Cri du cœur d’un boomer
Sa prose ne résout pas les urgences du monde, mais au moins elle les nomme. Alain Souchon s’excuse au nom de sa génération. «Pardon pardon / Collines fatiguées plaines plates / Pleurez votre peine de nitrates». Cri du cœur d’un boomer, féru d’anglicismes, prononcés avec un accent taillé au chewing-gum. Une Austin rutilante croise le fantôme de Bob Marley, les accords de pop anglo-saxonne côtoient le biniou breton, les chaloupes caraïbes et autres musiques migrantes, sous le regard de Degas. Souchon hume l’air, absorbe et dépoussière les références sans les hiérarchiser.
Il détaille les discriminations dans «Ici et là»: «l’escalator est en panne» et de toute façon, il n’a jamais eu vocation à aider les petites mains à traverser le périph’ parisien. Nos larmes se mouillent d’un sourire grinçant avec «Un terrain en pente», titre dans lequel il observe la France qui se lève tôt et pourtant crie famine. L’Hexagone où les usines ferment, mais qui trouve l’argent pour des fanions au Tour de France: «La gloire a des chemins / Durs et abrupts / Pour monter le machin / Faut prendre des trucs.» Implacable poésie. Comment expliquer, alors, qu’il tresse des lauriers à Emmanuel Macron, président «si jeune, talentueux et brillant», en interview en 2019 encore, après la répression des Gilets jaunes? Mieux vaut se concentrer sur la scène.

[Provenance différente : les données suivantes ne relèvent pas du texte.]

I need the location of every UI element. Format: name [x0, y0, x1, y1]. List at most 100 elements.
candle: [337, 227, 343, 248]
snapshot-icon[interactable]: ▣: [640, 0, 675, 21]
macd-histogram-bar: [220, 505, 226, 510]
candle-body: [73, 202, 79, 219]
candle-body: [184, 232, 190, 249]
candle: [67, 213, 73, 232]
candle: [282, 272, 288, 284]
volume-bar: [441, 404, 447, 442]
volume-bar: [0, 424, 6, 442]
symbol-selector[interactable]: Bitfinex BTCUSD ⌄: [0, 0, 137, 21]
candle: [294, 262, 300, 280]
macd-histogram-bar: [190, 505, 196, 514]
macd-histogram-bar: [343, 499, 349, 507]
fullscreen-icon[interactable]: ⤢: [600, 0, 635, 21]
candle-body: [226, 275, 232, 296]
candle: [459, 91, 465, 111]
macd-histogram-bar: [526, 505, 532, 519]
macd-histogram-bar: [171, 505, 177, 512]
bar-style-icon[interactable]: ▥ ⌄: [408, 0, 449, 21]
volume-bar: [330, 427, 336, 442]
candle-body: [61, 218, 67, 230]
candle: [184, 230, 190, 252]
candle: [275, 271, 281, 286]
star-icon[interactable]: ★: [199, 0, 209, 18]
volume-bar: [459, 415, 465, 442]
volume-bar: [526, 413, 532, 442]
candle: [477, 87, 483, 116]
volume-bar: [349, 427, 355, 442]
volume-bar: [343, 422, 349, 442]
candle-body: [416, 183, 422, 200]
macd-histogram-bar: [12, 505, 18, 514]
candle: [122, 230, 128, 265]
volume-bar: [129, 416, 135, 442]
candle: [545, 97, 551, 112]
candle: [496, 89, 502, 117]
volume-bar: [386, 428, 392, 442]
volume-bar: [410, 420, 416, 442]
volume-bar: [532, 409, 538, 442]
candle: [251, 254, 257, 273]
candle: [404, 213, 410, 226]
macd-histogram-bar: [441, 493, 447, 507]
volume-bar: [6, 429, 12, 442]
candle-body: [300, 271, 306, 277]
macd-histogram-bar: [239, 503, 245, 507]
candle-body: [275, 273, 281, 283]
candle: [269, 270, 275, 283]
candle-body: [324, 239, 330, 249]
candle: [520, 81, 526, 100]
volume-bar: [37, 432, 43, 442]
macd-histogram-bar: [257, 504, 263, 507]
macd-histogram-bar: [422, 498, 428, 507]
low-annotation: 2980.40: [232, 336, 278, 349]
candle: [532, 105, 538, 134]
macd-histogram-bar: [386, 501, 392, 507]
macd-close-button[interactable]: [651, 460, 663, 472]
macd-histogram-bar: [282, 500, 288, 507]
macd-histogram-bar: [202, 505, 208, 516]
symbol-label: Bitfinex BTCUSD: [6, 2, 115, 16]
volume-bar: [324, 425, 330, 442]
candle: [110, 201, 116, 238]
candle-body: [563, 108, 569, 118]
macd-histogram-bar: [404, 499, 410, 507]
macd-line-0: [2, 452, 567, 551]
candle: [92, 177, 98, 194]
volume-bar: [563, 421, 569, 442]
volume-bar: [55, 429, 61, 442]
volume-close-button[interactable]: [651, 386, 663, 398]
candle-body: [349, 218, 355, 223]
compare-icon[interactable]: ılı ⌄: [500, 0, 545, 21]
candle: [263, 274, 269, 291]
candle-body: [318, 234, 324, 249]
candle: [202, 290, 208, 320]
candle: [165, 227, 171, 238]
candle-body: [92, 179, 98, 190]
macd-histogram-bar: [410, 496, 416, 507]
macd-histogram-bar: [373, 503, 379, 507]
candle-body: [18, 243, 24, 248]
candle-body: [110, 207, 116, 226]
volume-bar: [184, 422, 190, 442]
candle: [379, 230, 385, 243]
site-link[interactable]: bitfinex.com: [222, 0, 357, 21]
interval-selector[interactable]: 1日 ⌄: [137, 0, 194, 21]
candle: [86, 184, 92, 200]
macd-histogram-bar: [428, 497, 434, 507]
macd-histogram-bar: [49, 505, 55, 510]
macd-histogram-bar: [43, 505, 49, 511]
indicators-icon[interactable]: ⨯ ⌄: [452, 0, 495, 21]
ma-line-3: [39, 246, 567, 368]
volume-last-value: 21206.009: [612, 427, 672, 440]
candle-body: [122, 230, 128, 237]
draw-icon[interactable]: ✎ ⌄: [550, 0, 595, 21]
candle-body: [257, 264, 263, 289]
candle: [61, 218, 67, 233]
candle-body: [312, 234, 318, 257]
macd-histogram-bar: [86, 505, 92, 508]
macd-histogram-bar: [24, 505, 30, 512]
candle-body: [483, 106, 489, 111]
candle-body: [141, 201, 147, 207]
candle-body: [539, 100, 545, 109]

Un espadon dans une baignoire
Et puis, il y a les femmes. Les chansons du mec rêveur et fragile, hors des schémas classiques de l’homme viril, en regorgent. Elles ont la délicatesse de parler de relations plutôt que de manipuler la femme comme un objet. Masculinité toxique, pulsion morbide, féminicides: Souchon pourfendait le modèle dominant avec trente ans d’avance.

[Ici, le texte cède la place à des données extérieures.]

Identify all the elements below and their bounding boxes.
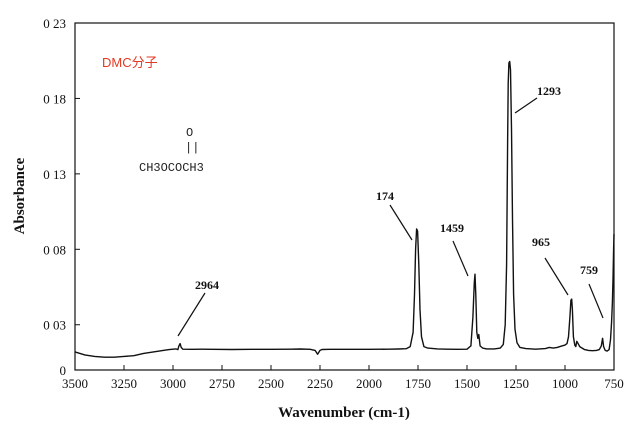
peak-label-965: 965	[532, 235, 550, 249]
peak-label-2964: 2964	[195, 278, 219, 292]
x-tick-label: 2750	[209, 376, 235, 391]
structure-oxygen: O	[186, 126, 193, 140]
x-tick-label: 2500	[258, 376, 284, 391]
peak-label-759: 759	[580, 263, 598, 277]
axis-ticks: 3500 3250 3000 2750 2500 2250 2000 1750 1500 1250…	[43, 16, 624, 391]
chart-title: DMC分子	[102, 55, 158, 70]
x-tick-label: 2000	[356, 376, 382, 391]
x-tick-label: 3250	[111, 376, 137, 391]
y-tick-label: 0 18	[43, 91, 66, 106]
x-tick-label: 1000	[552, 376, 578, 391]
peak-label-1459: 1459	[440, 221, 464, 235]
x-axis-title: Wavenumber (cm-1)	[278, 405, 410, 421]
y-axis-title: Absorbance	[12, 157, 28, 234]
plot-area-border	[74, 22, 615, 371]
x-tick-label: 1750	[405, 376, 431, 391]
peak-leader-line	[177, 292, 206, 337]
peak-annotations: 2964 174 1459 1293 965 759	[177, 84, 604, 337]
y-tick-label: 0 23	[43, 16, 66, 31]
peak-leader-line	[544, 257, 569, 296]
x-tick-label: 2250	[307, 376, 333, 391]
peak-leader-line	[588, 283, 604, 319]
peak-leader-line	[514, 97, 538, 114]
spectrum-series	[74, 60, 615, 358]
x-tick-label: 1500	[454, 376, 480, 391]
molecule-structure: O || CH3OCOCH3	[139, 126, 204, 175]
peak-leader-line	[389, 204, 413, 241]
y-tick-label: 0	[60, 363, 67, 378]
y-tick-label: 0 13	[43, 167, 66, 182]
structure-double-bond: ||	[185, 141, 199, 155]
plot-frame	[74, 22, 615, 371]
y-tick-label: 0 08	[43, 242, 66, 257]
x-tick-label: 3000	[160, 376, 186, 391]
x-tick-label: 3500	[62, 376, 88, 391]
peak-label-1293: 1293	[537, 84, 561, 98]
peak-leader-line	[452, 240, 469, 277]
peak-label-174: 174	[376, 189, 394, 203]
structure-formula: CH3OCOCH3	[139, 161, 204, 175]
x-tick-label: 1250	[503, 376, 529, 391]
y-tick-label: 0 03	[43, 318, 66, 333]
spectrum-line	[74, 60, 615, 358]
x-tick-label: 750	[604, 376, 624, 391]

«Sous les jupes des filles» aurait gagné à être servie plus discrètement que par un synthé débordant et un solo de guitare à la Santana. Le public chante fort le refrain et le mot «fille». On retient la strophe-uppercut: «Fanfare bleu blanc rage / Verres de rouge et vert de rage / L’honneur des milices / Tu seras un homme mon fils».

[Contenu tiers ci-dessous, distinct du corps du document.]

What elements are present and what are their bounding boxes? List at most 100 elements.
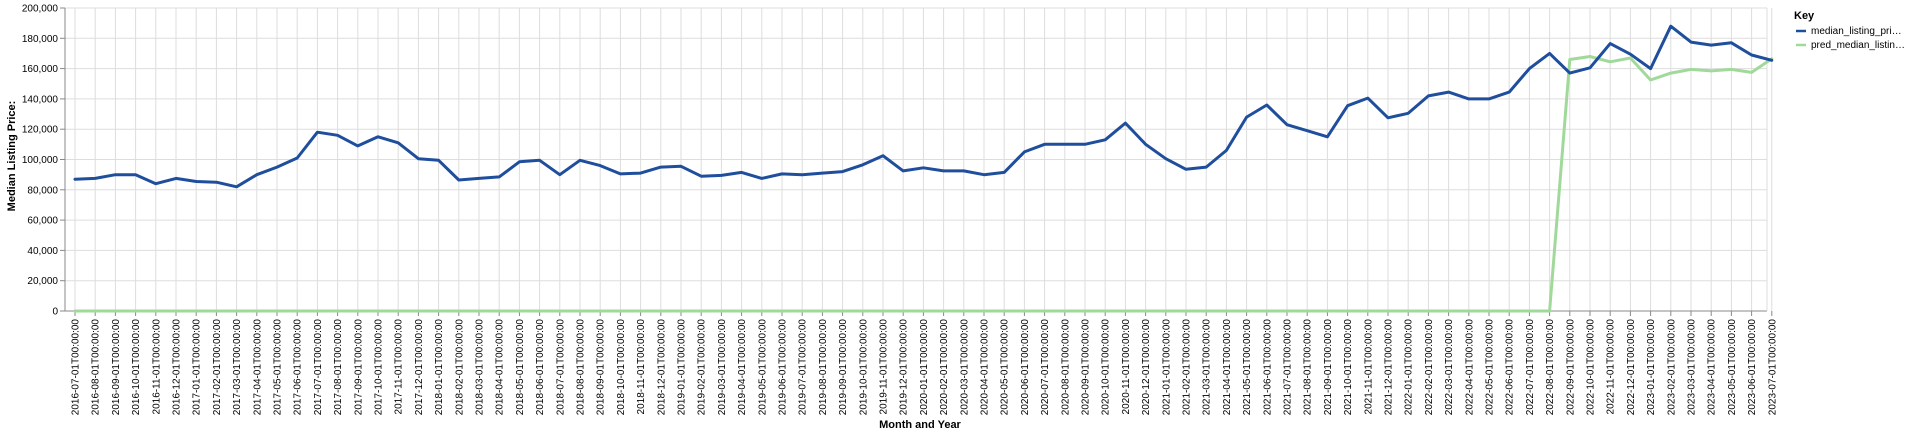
x-tick-label: 2021-02-01T00:00:00 [1182, 319, 1193, 416]
x-tick-label: 2019-10-01T00:00:00 [858, 319, 869, 416]
x-tick-label: 2017-03-01T00:00:00 [232, 319, 243, 416]
x-tick-label: 2023-01-01T00:00:00 [1646, 319, 1657, 416]
x-tick-label: 2020-11-01T00:00:00 [1121, 319, 1132, 415]
x-tick-label: 2023-04-01T00:00:00 [1707, 319, 1718, 416]
y-tick-label: 100,000 [22, 155, 59, 166]
x-tick-label: 2022-10-01T00:00:00 [1586, 319, 1597, 416]
x-tick-label: 2022-09-01T00:00:00 [1565, 319, 1576, 416]
x-tick-label: 2016-12-01T00:00:00 [172, 319, 183, 416]
legend-label-pred: pred_median_listin… [1811, 40, 1905, 51]
x-tick-label: 2018-10-01T00:00:00 [616, 319, 627, 416]
x-tick-label: 2023-06-01T00:00:00 [1747, 319, 1758, 416]
x-tick-label: 2021-05-01T00:00:00 [1242, 319, 1253, 416]
x-tick-label: 2020-01-01T00:00:00 [919, 319, 930, 416]
x-tick-label: 2017-10-01T00:00:00 [374, 319, 385, 416]
x-tick-label: 2017-11-01T00:00:00 [394, 319, 405, 415]
y-tick-label: 40,000 [27, 246, 58, 257]
series-lines [73, 24, 1774, 313]
y-tick-label: 200,000 [22, 4, 59, 15]
x-tick-label: 2021-12-01T00:00:00 [1384, 319, 1395, 416]
x-tick-label: 2019-09-01T00:00:00 [838, 319, 849, 416]
x-tick-label: 2021-09-01T00:00:00 [1323, 319, 1334, 416]
x-tick-label: 2017-12-01T00:00:00 [414, 319, 425, 416]
x-tick-label: 2021-11-01T00:00:00 [1363, 319, 1374, 415]
x-tick-label: 2022-01-01T00:00:00 [1404, 319, 1415, 416]
x-tick-label: 2022-06-01T00:00:00 [1505, 319, 1516, 416]
x-tick-label: 2020-10-01T00:00:00 [1101, 319, 1112, 416]
x-tick-label: 2017-06-01T00:00:00 [293, 319, 304, 416]
x-tick-label: 2016-09-01T00:00:00 [111, 319, 122, 416]
series-line-pred-median-listing-price [73, 55, 1774, 313]
x-tick-label: 2021-01-01T00:00:00 [1161, 319, 1172, 416]
y-axis-title: Median Listing Price: [6, 101, 18, 212]
x-tick-label: 2017-09-01T00:00:00 [353, 319, 364, 416]
x-tick-label: 2023-07-01T00:00:00 [1767, 319, 1778, 416]
x-tick-label: 2020-08-01T00:00:00 [1060, 319, 1071, 416]
x-tick-label: 2021-07-01T00:00:00 [1283, 319, 1294, 416]
y-tick-label: 60,000 [27, 216, 58, 227]
x-tick-label: 2019-11-01T00:00:00 [879, 319, 890, 415]
x-tick-label: 2018-02-01T00:00:00 [454, 319, 465, 416]
y-tick-label: 0 [52, 307, 58, 318]
x-tick-label: 2020-03-01T00:00:00 [959, 319, 970, 416]
y-tick-label: 120,000 [22, 125, 59, 136]
x-tick-label: 2022-03-01T00:00:00 [1444, 319, 1455, 416]
x-tick-label: 2020-06-01T00:00:00 [1020, 319, 1031, 416]
x-tick-label: 2017-02-01T00:00:00 [212, 319, 223, 416]
x-tick-label: 2020-07-01T00:00:00 [1040, 319, 1051, 416]
x-tick-label: 2016-08-01T00:00:00 [91, 319, 102, 416]
x-tick-label: 2018-03-01T00:00:00 [475, 319, 486, 416]
x-tick-label: 2018-07-01T00:00:00 [555, 319, 566, 416]
y-tick-label: 20,000 [27, 276, 58, 287]
x-tick-label: 2022-04-01T00:00:00 [1464, 319, 1475, 416]
legend: Key median_listing_pri… pred_median_list… [1794, 10, 1905, 51]
x-tick-label: 2019-07-01T00:00:00 [798, 319, 809, 416]
x-tick-label: 2019-12-01T00:00:00 [899, 319, 910, 416]
x-tick-label: 2022-05-01T00:00:00 [1485, 319, 1496, 416]
x-tick-label: 2019-06-01T00:00:00 [778, 319, 789, 416]
x-tick-label: 2017-07-01T00:00:00 [313, 319, 324, 416]
x-tick-label: 2023-03-01T00:00:00 [1687, 319, 1698, 416]
x-tick-label: 2018-12-01T00:00:00 [656, 319, 667, 416]
legend-label-median: median_listing_pri… [1811, 26, 1902, 37]
x-tick-label: 2022-02-01T00:00:00 [1424, 319, 1435, 416]
x-tick-label: 2020-09-01T00:00:00 [1081, 319, 1092, 416]
series-line-median-listing-price [73, 24, 1774, 189]
x-tick-label: 2023-02-01T00:00:00 [1666, 319, 1677, 416]
x-tick-label: 2018-05-01T00:00:00 [515, 319, 526, 416]
x-tick-label: 2020-12-01T00:00:00 [1141, 319, 1152, 416]
x-tick-label: 2021-08-01T00:00:00 [1303, 319, 1314, 416]
x-tick-label: 2022-07-01T00:00:00 [1525, 319, 1536, 416]
legend-title: Key [1794, 10, 1815, 22]
x-tick-label: 2018-01-01T00:00:00 [434, 319, 445, 416]
x-tick-label: 2019-02-01T00:00:00 [697, 319, 708, 416]
x-tick-label: 2019-03-01T00:00:00 [717, 319, 728, 416]
x-tick-label: 2017-01-01T00:00:00 [192, 319, 203, 416]
x-tick-label: 2021-03-01T00:00:00 [1202, 319, 1213, 416]
x-tick-label: 2021-10-01T00:00:00 [1343, 319, 1354, 416]
x-tick-label: 2018-11-01T00:00:00 [636, 319, 647, 415]
x-tick-label: 2019-01-01T00:00:00 [677, 319, 688, 416]
x-tick-label: 2021-06-01T00:00:00 [1262, 319, 1273, 416]
y-tick-label: 140,000 [22, 94, 59, 105]
x-axis-title: Month and Year [879, 419, 961, 431]
x-tick-label: 2018-06-01T00:00:00 [535, 319, 546, 416]
x-tick-label: 2017-08-01T00:00:00 [333, 319, 344, 416]
x-tick-label: 2016-11-01T00:00:00 [151, 319, 162, 415]
x-tick-label: 2020-04-01T00:00:00 [980, 319, 991, 416]
x-tick-label: 2018-08-01T00:00:00 [576, 319, 587, 416]
x-tick-label: 2019-08-01T00:00:00 [818, 319, 829, 416]
y-tick-label: 80,000 [27, 185, 58, 196]
y-axis-ticks: 0 20,000 40,000 60,000 80,000 100,000 120,000 1… [22, 4, 65, 318]
x-axis-ticks: 2016-07-01T00:00:00 2016-08-01T00:00:00 20… [71, 311, 1778, 416]
y-tick-label: 180,000 [22, 34, 59, 45]
x-tick-label: 2019-04-01T00:00:00 [737, 319, 748, 416]
x-tick-label: 2022-12-01T00:00:00 [1626, 319, 1637, 416]
x-tick-label: 2016-07-01T00:00:00 [71, 319, 82, 416]
x-tick-label: 2016-10-01T00:00:00 [131, 319, 142, 416]
x-tick-label: 2022-11-01T00:00:00 [1606, 319, 1617, 415]
x-tick-label: 2019-05-01T00:00:00 [757, 319, 768, 416]
x-tick-label: 2018-04-01T00:00:00 [495, 319, 506, 416]
x-tick-label: 2020-05-01T00:00:00 [1000, 319, 1011, 416]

Filant volontiers la métaphore marine, il nous transforme en matelots ballotés par les aléas de la vie. Si l’on écoute bien, derrière les mots, les formules caustiques, se niche un appel à refuser la fatalité, les existences étriquées, les renoncements intimes et collectifs. De quoi parler à toute personne un peu perdue, qui se sentirait autant à sa place qu’«un espadon dans une baignoire». La traversée peut être agitée mais à la fin du concert, Souchon nous dépose à quai: si «la vie ne vaut rien… Rien ne vaut la vie.»
Prochain concert, le 9 février 2022 à l’Arena de Genève.
Vient de paraître: (Nouvelle) Collection, coffret 2 ou 3 CD chez Parlophone.